Is the meme the basic cell of communication
What is a meme?
Pronounced "meem" it is a contagious information pattern that replicates by parasitically infecting our thinking and altering our behaviour, causing the propagation of the pattern at the same time. Individual slogans, catch-phrases, melodies, icons, and fashions are typical memes. An idea or information pattern is not a meme until it causes someone to replicate it and to repeat it to someone else. All transmitted knowledge is memetic. Internal communication is surely a way of creating a new and more powerful meme to replace or re-write an outdated an ineffective meme.
The meme as simply a unit of intellectual or cultural information that survives long enough to be recognised as such, and which can pass from person to person, through internal communication across a peer group or organisation. Memes propagate themselves in the meme pool by leaping from person to person via a process which, in the broad sense, can be called communication and imitation. If a scientist hears, or reads about, a good idea, he passes it on to his colleagues and students. He mentions it in his articles and his lectures. If the idea catches on, it can be said to propagate itself, spreading from person to person.

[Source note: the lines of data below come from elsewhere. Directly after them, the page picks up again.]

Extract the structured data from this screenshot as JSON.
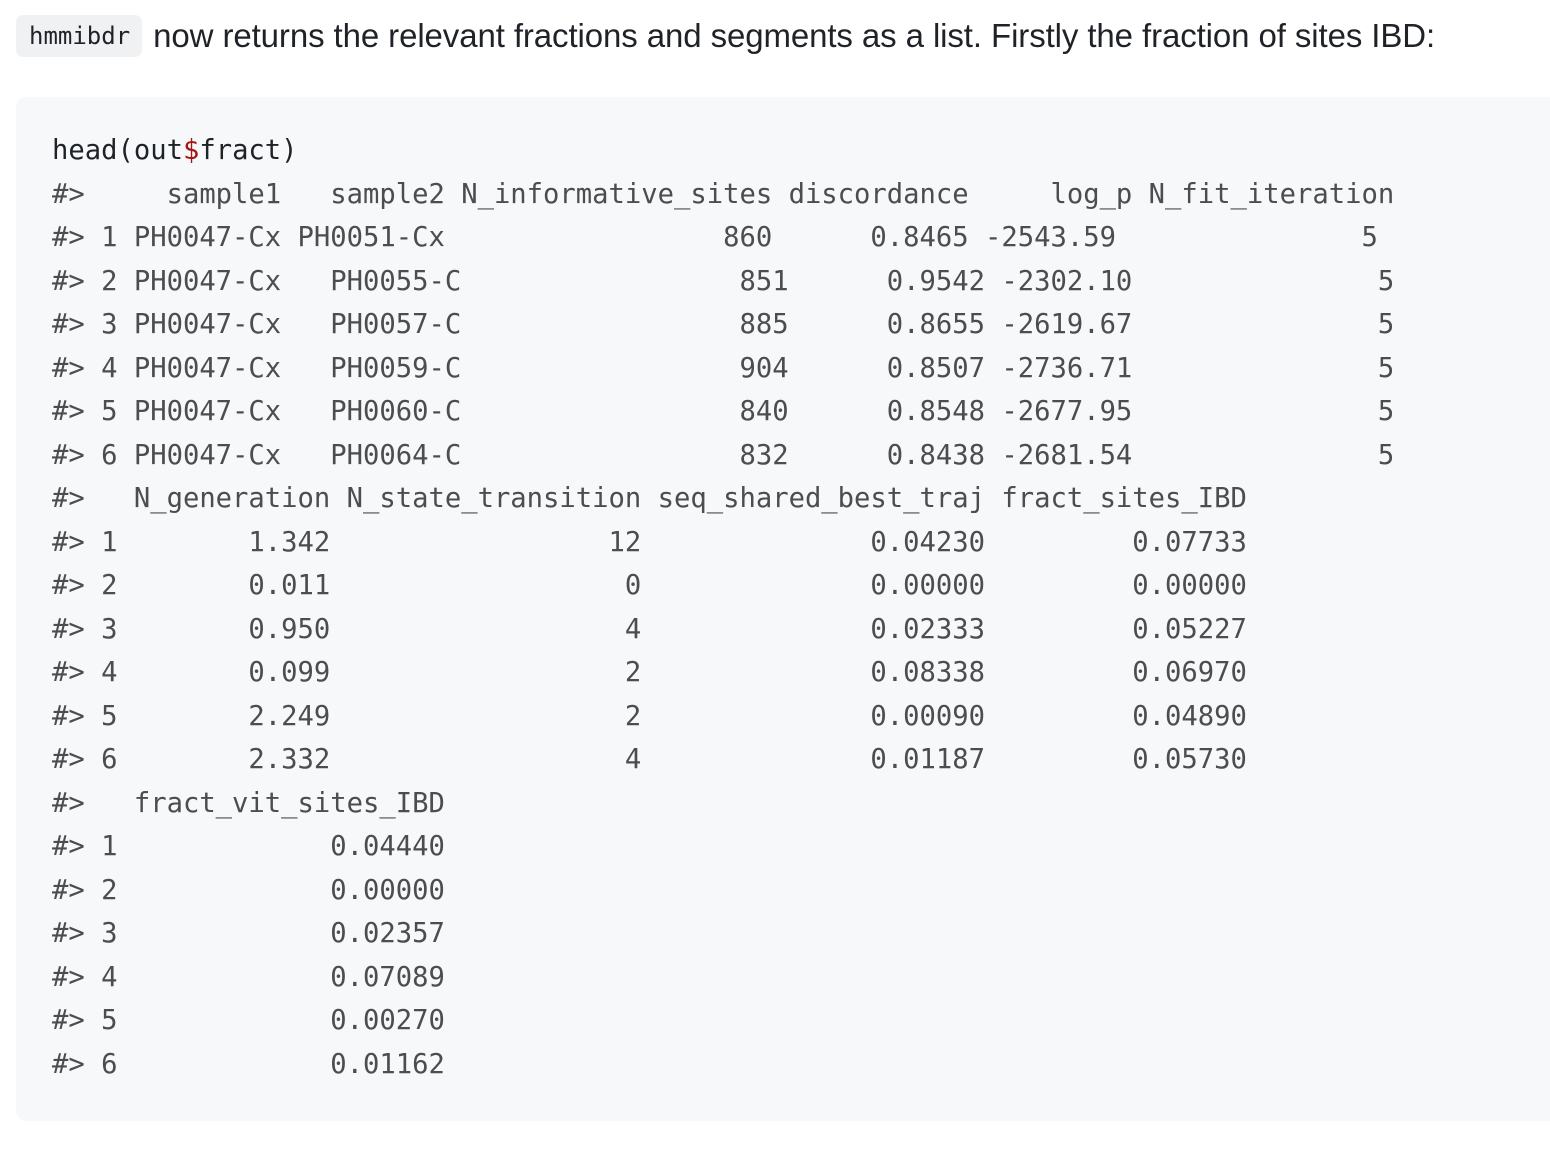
{
  "intro": {
    "code": "hmmibdr",
    "text": "now returns the relevant fractions and segments as a list. Firstly the fraction of sites IBD:"
  },
  "code_block": {
    "command_prefix": "head(out",
    "command_dollar": "$",
    "command_suffix": "fract)",
    "output_lines": [
      "#>     sample1   sample2 N_informative_sites discordance     log_p N_fit_iteration",
      "#> 1 PH0047-Cx PH0051-Cx                 860      0.8465 -2543.59               5",
      "#> 2 PH0047-Cx   PH0055-C                 851      0.9542 -2302.10               5",
      "#> 3 PH0047-Cx   PH0057-C                 885      0.8655 -2619.67               5",
      "#> 4 PH0047-Cx   PH0059-C                 904      0.8507 -2736.71               5",
      "#> 5 PH0047-Cx   PH0060-C                 840      0.8548 -2677.95               5",
      "#> 6 PH0047-Cx   PH0064-C                 832      0.8438 -2681.54               5",
      "#>   N_generation N_state_transition seq_shared_best_traj fract_sites_IBD",
      "#> 1        1.342                 12              0.04230         0.07733",
      "#> 2        0.011                  0              0.00000         0.00000",
      "#> 3        0.950                  4              0.02333         0.05227",
      "#> 4        0.099                  2              0.08338         0.06970",
      "#> 5        2.249                  2              0.00090         0.04890",
      "#> 6        2.332                  4              0.01187         0.05730",
      "#>   fract_vit_sites_IBD",
      "#> 1             0.04440",
      "#> 2             0.00000",
      "#> 3             0.02357",
      "#> 4             0.07089",
      "#> 5             0.00270",
      "#> 6             0.01162"
    ]
  }
}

A meme survives in the world because people pass it on to other people through communication or behaviour, either vertically to the next generation, or horizontally to our fellows as with internal communication. It is important to note here that, in contrast to genes, memes are not encoded in any universal code within our brains or in human culture.
Memes, like genes, vary in their fitness to survive in the environment of human intellect. Some reproduce like bunnies, but are very short-lived (fashions), while others are slow to reproduce, but hang around for eons (religions, perhaps?). Note that the fitness of the meme is not necessarily related to the fitness that it confers upon the human being who holds it. The most obvious example of this is the "Smoking is cool" meme, which does very well for itself while killing off its hosts at a great rate.
Memes are the basic building blocks of our thinking, our conversations, our behaviour and therefore our culture, in the same way that genes are the basic building blocks of biological life and therefore society.
Like all things, some memes fit together better than others. Some memes naturally fit better in people’s minds. Some memes naturally fit better with other memes. When a group of memes fit well together and pull the strings of someone’s mouth and vocal cords so that they pass them on to others, a new, self-replicating thing gets created.
Self-replication is a very powerful force in the universe. One person tells two, two tell four, four tell eight, and pretty soon the whole universe is full of people sharing the meme. Sounds like internal communication to me, especially the grapevine that exists in all organisations...
In terms of internal communication within an organisation; can you shift the thinking, behaviour or culture without changing the memes held by most people?
Even if those memes are held non-consciously; "we don’t do that sort of thing here" ~ "projects are always late" ~ "meetings always over run" ~ If internal communication fails to shift the belief system, fails to replace an old and invalid meme with a new vibrant one, will the initiative fail regardless of what the boss or the organisation does?